El consumo de drogas en estos países añade otra capa de complejidad. La cocaína, la pasta base y, en menor medida, los opioides y estimulantes, marcan una realidad preocupante que trasciende las fronteras. En Argentina, por ejemplo, la alarmante presencia de fentanilo contaminado en el mercado negro revela un floreciente problema que podría extenderse rápidamente. La coincidencia de intereses entre bandas criminales y ciertos sectores de la industria farmacéutica ilustra cómo el narcotráfico se infiltra en todos los niveles de la sociedad, con la mirada complaciente del gobierno de Javier Milei.
Las autoridades de estos países, al buscar culpables fáciles, desvían la atención de la necesidad urgente de abordar las causas profundas de la violencia y la inseguridad relacionadas con las drogas. Es mucho más fácil señalar al Cártel de los Soles que enfrentarse a la corrupción local, a la falta de oportunidades y a una economía informal saturada de actividades delictivas. La propia historia reciente de América Latina está llena de ejemplos donde se han tomado decisiones políticas basadas en narrativas simplificadoras, resultando en conflictos prolongados y en la perpetuación de ciclos de violencia.

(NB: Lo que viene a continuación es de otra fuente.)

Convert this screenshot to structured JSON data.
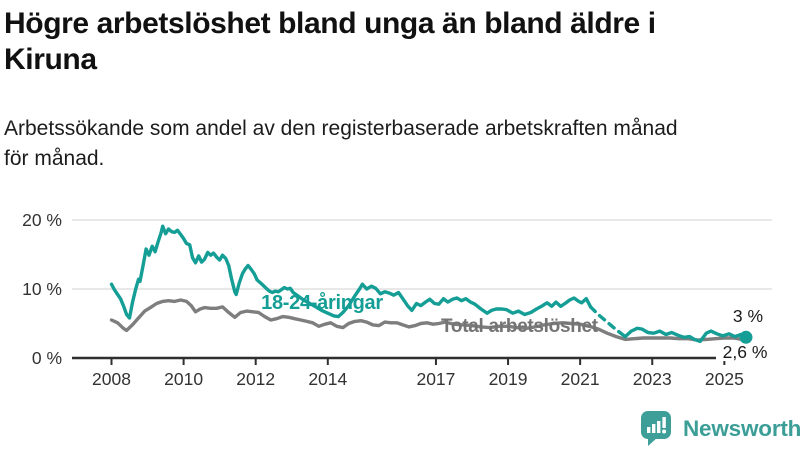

Algunos podrían argumentar que la descripción del Gobierno venezolano como un narcoestado justifica intervenciones externas bajo el pretexto de proteger la seguridad regional. Sin embargo, estas intervenciones pueden resultar contraproducentes, alimentando el resentimiento entre las naciones latinoamericanas y debilitando aún más las estructuras gubernamentales que ya luchan por mantener el control en medio de la presión del narcotráfico. Además, el enfoque unilateral que adopta Estados Unidos respecto a la política antidrogas ha fracasado consistentemente, creando más problemas de los que resuelve.
La estrategia elaborada por Marco Rubio y respaldada por la administración Trump para demonizar a Venezuela no solo es irresponsable, sino que es peligrosamente simplista. La lucha contra el narcotráfico en América Latina requiere de un enfoque más matizado y colaborativo, que no se limita a la designación de culpables, sino que busque soluciones integrales que consideren la diversidad de actores y factores involucrados. La realidad del narcotráfico es compleja y multifacética, y solo a través de una comprensión adecuada de sus dinámicas internas podremos avanzar hacia una solución que promueva la paz y la seguridad en nuestra región.